Pasien dengan ketidakstabilan yang lebih truncal lebih mungkin untuk
memiliki penyakit cerebellar garis tengah pada vermis .
 Gait sensorik
Saat kaki kita menyentuh tanah, kita menerima informasi
propioreceptive untuk memberitahu kita lokasi mereka. Cara berjalan
ataxic sensorik terjadi ketika kehilangan masukan propioreceptive ini.
Dalam upaya untuk mengetahui kapan kaki menapak dan lokasi mereka,
pasien akan membanting kaki keras ke tanah untuk merasakannya.

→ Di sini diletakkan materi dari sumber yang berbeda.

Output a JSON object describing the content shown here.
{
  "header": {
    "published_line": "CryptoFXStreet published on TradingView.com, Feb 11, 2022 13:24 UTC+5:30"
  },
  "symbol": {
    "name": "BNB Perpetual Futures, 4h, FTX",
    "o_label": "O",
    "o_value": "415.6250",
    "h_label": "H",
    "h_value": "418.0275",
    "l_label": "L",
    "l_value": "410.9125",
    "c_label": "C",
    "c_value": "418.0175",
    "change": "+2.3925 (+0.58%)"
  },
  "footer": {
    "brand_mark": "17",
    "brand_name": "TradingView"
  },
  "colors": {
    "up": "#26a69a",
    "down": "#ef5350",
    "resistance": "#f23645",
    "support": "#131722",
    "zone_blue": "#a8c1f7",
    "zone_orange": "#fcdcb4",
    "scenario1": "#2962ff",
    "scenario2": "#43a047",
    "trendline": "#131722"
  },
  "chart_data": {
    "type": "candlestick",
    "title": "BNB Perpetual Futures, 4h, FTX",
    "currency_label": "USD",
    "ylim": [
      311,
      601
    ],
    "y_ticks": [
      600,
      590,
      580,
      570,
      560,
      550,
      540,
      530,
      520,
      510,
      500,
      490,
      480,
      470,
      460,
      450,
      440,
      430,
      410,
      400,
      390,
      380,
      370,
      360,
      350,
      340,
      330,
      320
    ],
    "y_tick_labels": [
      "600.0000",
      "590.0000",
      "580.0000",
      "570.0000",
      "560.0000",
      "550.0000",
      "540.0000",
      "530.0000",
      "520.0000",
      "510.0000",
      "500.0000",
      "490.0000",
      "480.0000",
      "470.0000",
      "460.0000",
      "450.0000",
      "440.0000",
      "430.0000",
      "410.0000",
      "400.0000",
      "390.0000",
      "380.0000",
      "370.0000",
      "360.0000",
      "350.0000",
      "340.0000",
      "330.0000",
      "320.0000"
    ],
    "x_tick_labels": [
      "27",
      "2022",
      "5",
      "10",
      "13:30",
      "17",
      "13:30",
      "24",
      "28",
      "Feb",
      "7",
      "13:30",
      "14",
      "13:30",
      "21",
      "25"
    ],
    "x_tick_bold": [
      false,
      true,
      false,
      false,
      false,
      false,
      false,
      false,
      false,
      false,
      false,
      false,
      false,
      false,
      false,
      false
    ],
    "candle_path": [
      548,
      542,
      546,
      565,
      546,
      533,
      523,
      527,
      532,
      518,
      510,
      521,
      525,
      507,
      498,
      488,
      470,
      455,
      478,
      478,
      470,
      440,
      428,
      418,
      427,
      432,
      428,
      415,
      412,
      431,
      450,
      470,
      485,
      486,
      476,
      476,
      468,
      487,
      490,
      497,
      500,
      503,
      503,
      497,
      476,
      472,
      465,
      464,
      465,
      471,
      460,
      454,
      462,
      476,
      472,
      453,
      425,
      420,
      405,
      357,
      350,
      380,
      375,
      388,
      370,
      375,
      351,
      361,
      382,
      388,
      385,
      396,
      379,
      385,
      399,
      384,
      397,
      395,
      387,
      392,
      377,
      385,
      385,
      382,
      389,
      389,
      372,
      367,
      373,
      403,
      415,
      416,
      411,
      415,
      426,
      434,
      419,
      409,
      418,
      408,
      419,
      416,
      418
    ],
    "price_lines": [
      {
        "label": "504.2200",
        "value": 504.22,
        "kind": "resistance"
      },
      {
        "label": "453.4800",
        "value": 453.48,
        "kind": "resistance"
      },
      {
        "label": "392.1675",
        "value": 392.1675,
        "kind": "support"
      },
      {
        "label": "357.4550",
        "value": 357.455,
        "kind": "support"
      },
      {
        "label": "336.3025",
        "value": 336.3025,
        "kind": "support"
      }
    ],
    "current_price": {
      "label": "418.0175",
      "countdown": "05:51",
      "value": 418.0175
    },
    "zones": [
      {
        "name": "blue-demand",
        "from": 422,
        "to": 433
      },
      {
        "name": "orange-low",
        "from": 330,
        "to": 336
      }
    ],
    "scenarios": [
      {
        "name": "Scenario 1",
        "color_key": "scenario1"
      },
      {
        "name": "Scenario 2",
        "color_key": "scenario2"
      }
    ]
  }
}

Kunci cara berjalan ini melibatkan eksaserbasi ketika pasien tidak dapat
melihat kaki mereka (yaitu dalam gelap). Cara berjalan ini juga kadang-
kadang disebut sebagai gait menghentak karena pasien dapat
mengangkat kaki mereka sangat tinggi untuk memukul tanah keras. Gait
ini dapat dilihat pada gangguan kolom dorsal (defisiensi B12 atau tabes
dorsalis) atau penyakit yang mempengaruhi saraf perifer (diabetes yang
tidak terkontrol). Dalam bentuk yang berat, gaya berjalan ini dapat
menyebabkan ataksia yang menyerupai gaya berjalan ataksia cerebellar.

c) Pemeriksaan Lokalis
Pemeriksaan dilakukan secara sitematis dengan urutan-urutan sebagai berikut:
 Inspeksi (Look)
Inspeksi dilakukan secara sistematik dan perhatian terutama ditujukan
pada :
a. Kulit, meliputi warna kulit dan tekstur kulit.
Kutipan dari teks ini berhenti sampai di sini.